The words land heavy, and suddenly, I think of the text he sent yesterday morning. The one I saw and ignored because it felt cruel in the moment....mocking, even. I’d just been told I was being admitted. My world had shrunk to white walls and clipped voices and blood counts. And there it was....
‘Poor Lilly.’
I remember thinking, ‘I can’t feel sorry for her right now.’
Because Lilly isn’t real.
She’s a construct. A story. Her suffering ends when someone closes the book or turns the page. Mine doesn’t. I don’t get the mercy of a chapter break. I don’t disappear when the narrative demands it.
I’m real.
My pain is real.
And it doesn’t stop just because someone else needs the story to move on.
I look up at him, hesitant. “And what if I am? Choosing to be sad? Is there something wrong with that?”
Michael shrugs, the movement effortless, but there’s a steadiness in him I can’t shake. “Not necessarily,” he says. “But well, I’ve got enough hope for the both of us at the moment.”

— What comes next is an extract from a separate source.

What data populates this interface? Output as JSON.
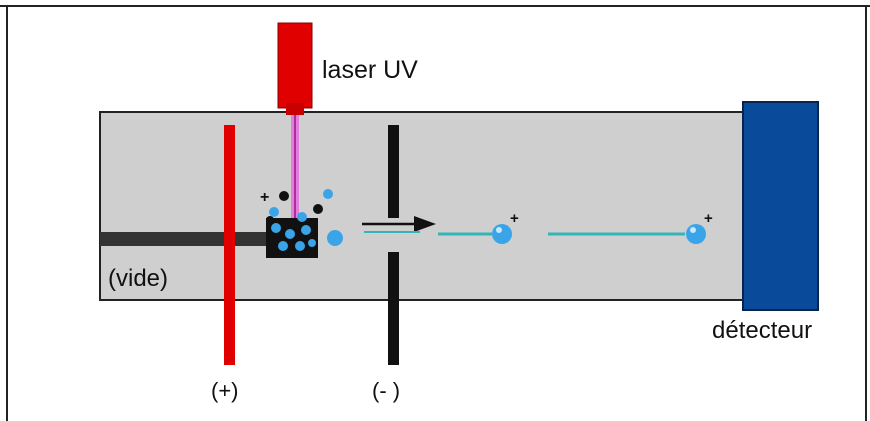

He smiles, and it’s one of those smiles that just pulls at you, tugs you in, impossible to resist. I find myself letting out a soft, humorless chuckle, then mirroring it, smiling despite myself. I lean back in my chair and exhale like I'm letting the weight of the room settle. “I feel awful,” I admit softly. “Weak.”
“Physically or mentally?”
“Both,” I whisper, and it comes out almost like a warning. “I know my body’s going to start deteriorating along with my mind from now on.”
Michael snorts, sharp and dry, but not unkind. “Wow....Ryan Ashbrook, I have to say....your relentless optimism is overwhelming, I feel it radiating from here. Please remind me to bottle up all this cheerfulness.”
I roll my eyes and smile again because I can’t help it. “I try, it’s my specialty.”
A quiet settles between us, thick and heavy, before he leans forward. His hand cups my jaw, steady and sure, and then his lips are on mine.
I tense, my stomach twisting. I want to pull back, tell him it’s wrong, that I feel repulsive, that every inch of me wants to shrink away from this because I feel raw and exposed. But he doesn’t budge. He just holds me there with that gentle insistence. Slowly, the tension in my body softens. My chest eases, my hands fall from their defensive position, and I melt into him, into the weight of his presence, into the quiet devotion in the way he touches me.
His lips are warm and impossibly soft, pressing just enough to make me feel the weight of him without overwhelming me. I can feel the subtle heat of his breath, the slight stubble along his jaw brushing against my cheek. When he finally pulls back, it’s just far enough to look at me. And the first thing I notice, impossible to miss, is how his eyes are sharp and warm at once.
“You’re beautiful,” he says softly, almost reverently, like he’s speaking more to what he feels than what he sees. “I thought so the night we met. I think so even more now.”
I catch my breath, there’s no flattery here. No empty words, just truth, stripped and direct. And somehow it hurts....and it heals, all at the same time.